The Exception: Consumers Less Benevolent Toward Social Networks’ Email
Gmail users were significantly less likely to read messages in their Social tabs than in their Promotions tabs, but they were far more likely to complain about them. Only 0.12% of messages in Promotions were reported as spam, while more than seven times that many – 0.87% of messages – in the Social tab triggered complaints.
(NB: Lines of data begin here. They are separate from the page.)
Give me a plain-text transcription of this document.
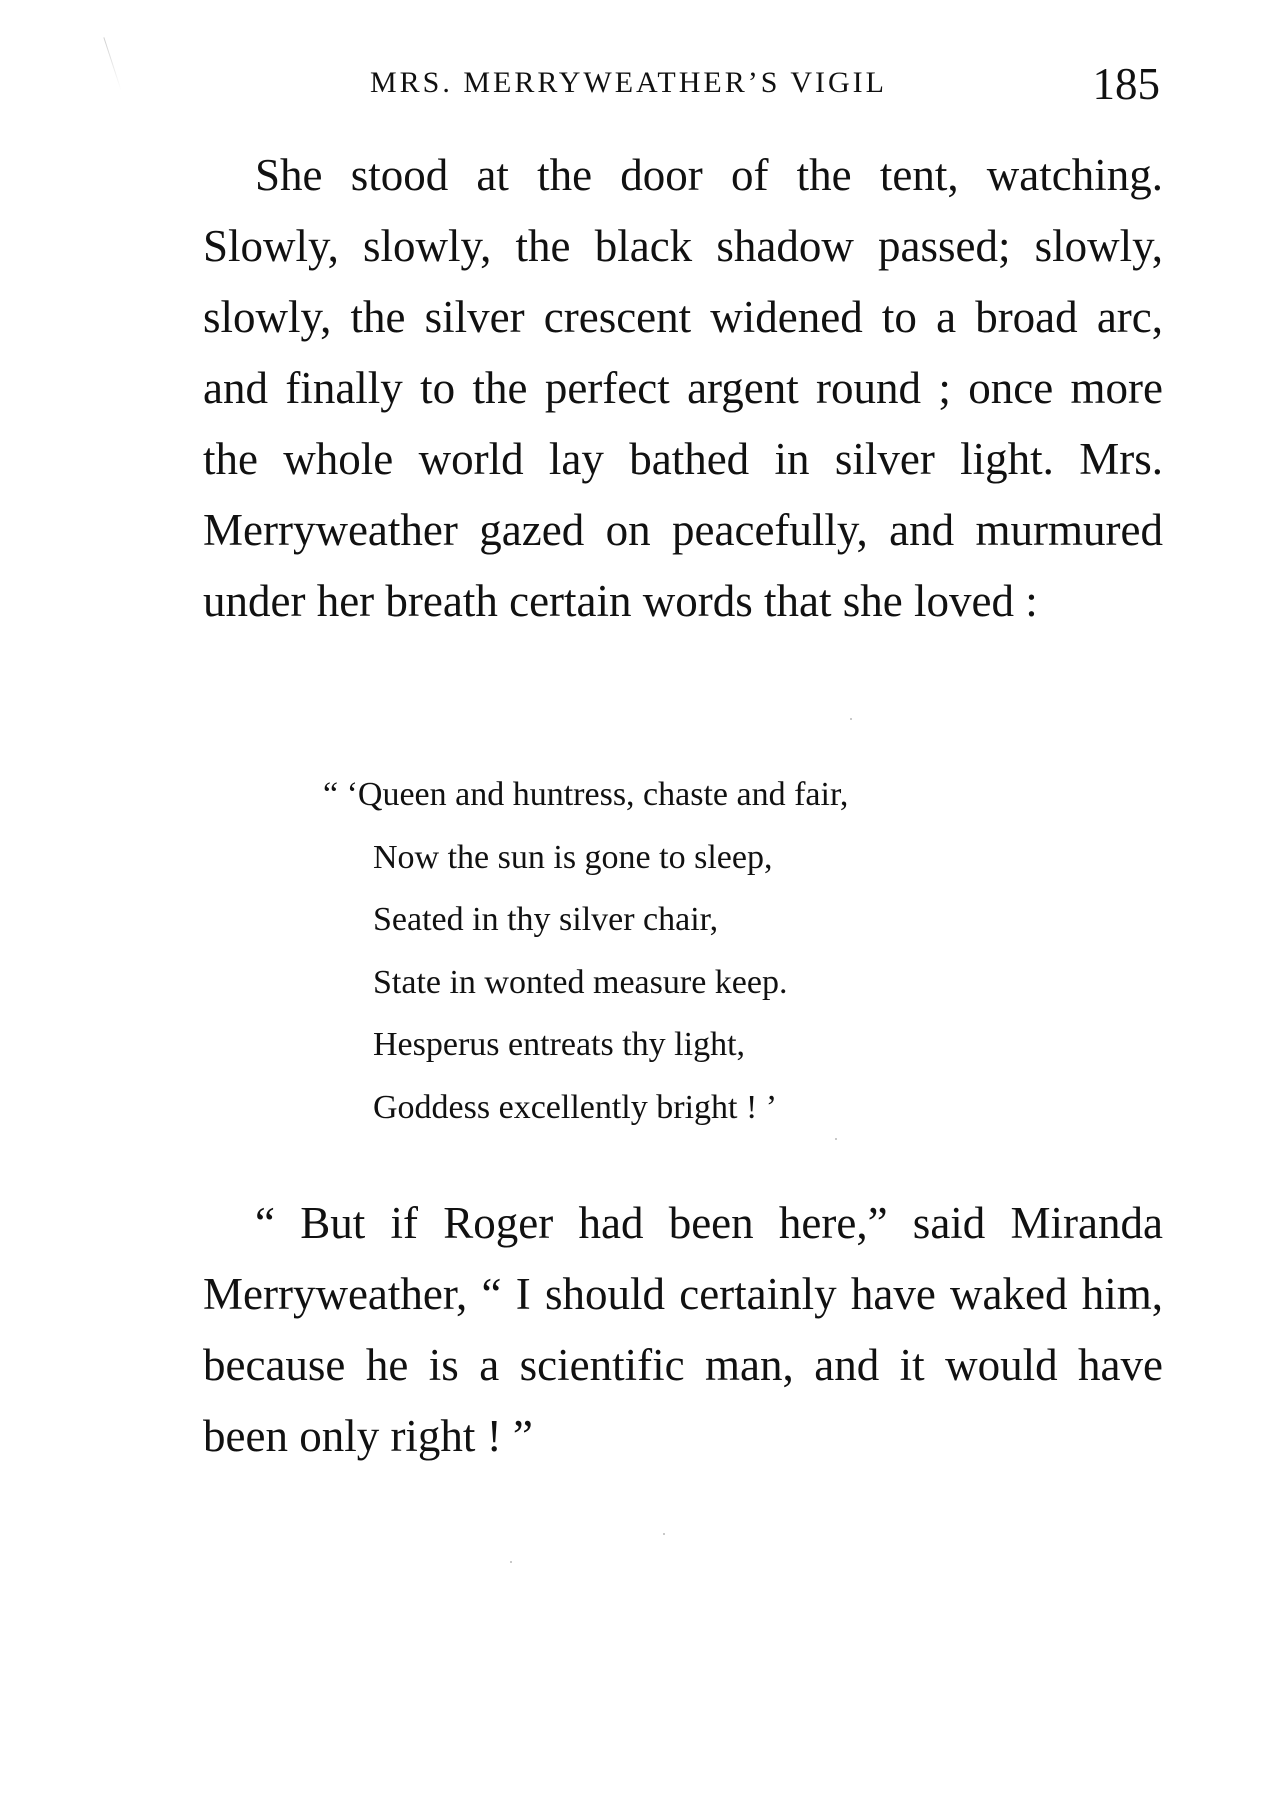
MRS. MERRYWEATHER’S VIGIL	185

She stood at the door of the tent, watching. Slowly, slowly, the black shadow passed; slowly, slowly, the silver crescent widened to a broad arc, and finally to the perfect argent round ; once more the whole world lay bathed in silver light. Mrs. Merryweather gazed on peacefully, and murmured under her breath certain words that she loved :

“ ‘Queen and huntress, chaste and fair,
Now the sun is gone to sleep,
Seated in thy silver chair,
State in wonted measure keep.
Hesperus entreats thy light,
Goddess excellently bright ! ’

“ But if Roger had been here,” said Miranda Merryweather, “ I should certainly have waked him, because he is a scientific man, and it would have been only right ! ”
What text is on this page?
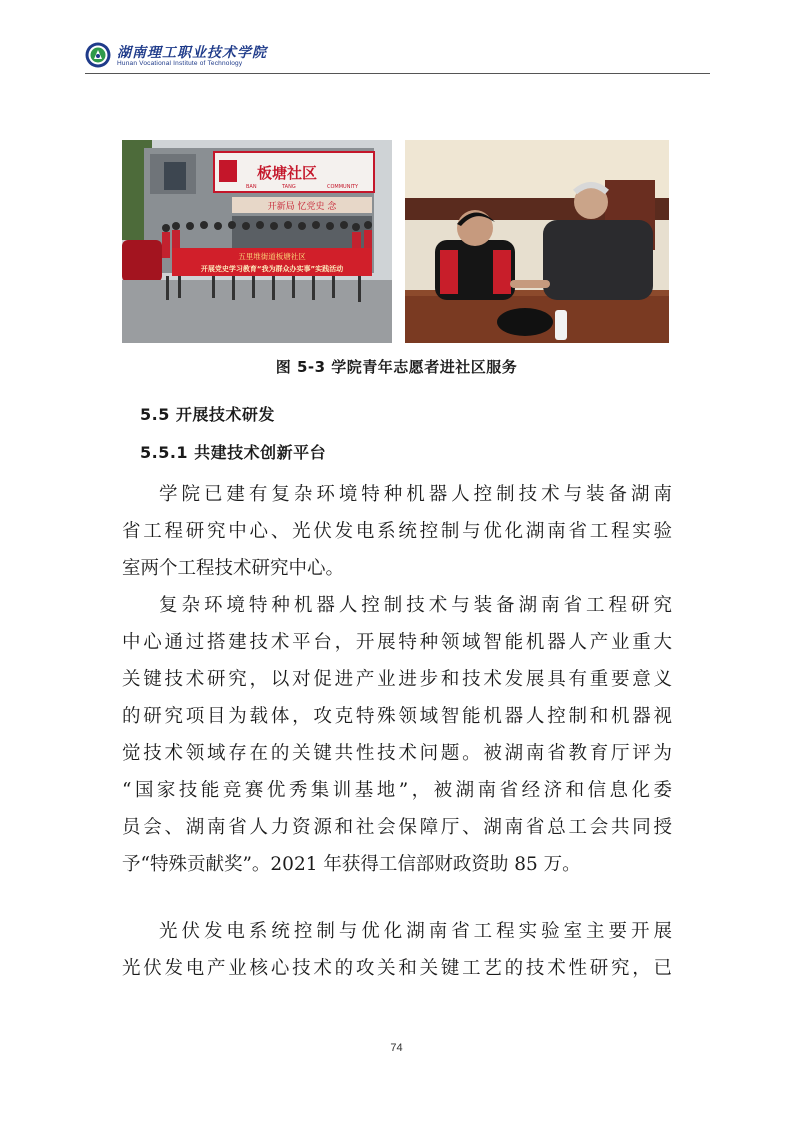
湖南理工职业技术学院
Hunan Vocational Institute of Technology
板塘社区
BAN	TANG	COMMUNITY
开新局 忆党史 念
五里堆街道板塘社区
开展党史学习教育“我为群众办实事”实践活动
图 5-3 学院青年志愿者进社区服务
5.5 开展技术研发
5.5.1 共建技术创新平台
学院已建有复杂环境特种机器人控制技术与装备湖南
省工程研究中心、光伏发电系统控制与优化湖南省工程实验
室两个工程技术研究中心。
复杂环境特种机器人控制技术与装备湖南省工程研究
中心通过搭建技术平台，开展特种领域智能机器人产业重大
关键技术研究，以对促进产业进步和技术发展具有重要意义
的研究项目为载体，攻克特殊领域智能机器人控制和机器视
觉技术领域存在的关键共性技术问题。被湖南省教育厅评为
“国家技能竞赛优秀集训基地”，被湖南省经济和信息化委
员会、湖南省人力资源和社会保障厅、湖南省总工会共同授
予“特殊贡献奖”。2021 年获得工信部财政资助 85 万。
光伏发电系统控制与优化湖南省工程实验室主要开展
光伏发电产业核心技术的攻关和关键工艺的技术性研究，已
74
The report also looked at the before and after effects of the Promotions inbox across sectors, showing it had little impact on the performance of most email marketing campaigns (see below).
gmail%20tabs3.jpg
The complete study, including infographics, can be downloaded here
Methodology
To understand the impact of Gmail tabs on consumer behavior and email marketing trends, Return Path analysed data from its panel of email users—approximately 3 million people who agree to anonymously share their aggregated inbox experience. This study includes 400,000 distinct Gmail inbox configurations from users whose email engagement scores fell between the 5th and 95th percentiles during October 2013, eliminating the least and most active accounts from the analysis. The 55 million email messages included in this analysis were limited to those sent between April 2013 and October 2013 by known merchants that could be categorised according to NAICS industry classifications. Messages from campaigns that were found in the Gmail Updates tab, indicating transactional content, were also removed from the analysis to eliminate the influence of non-marketing email.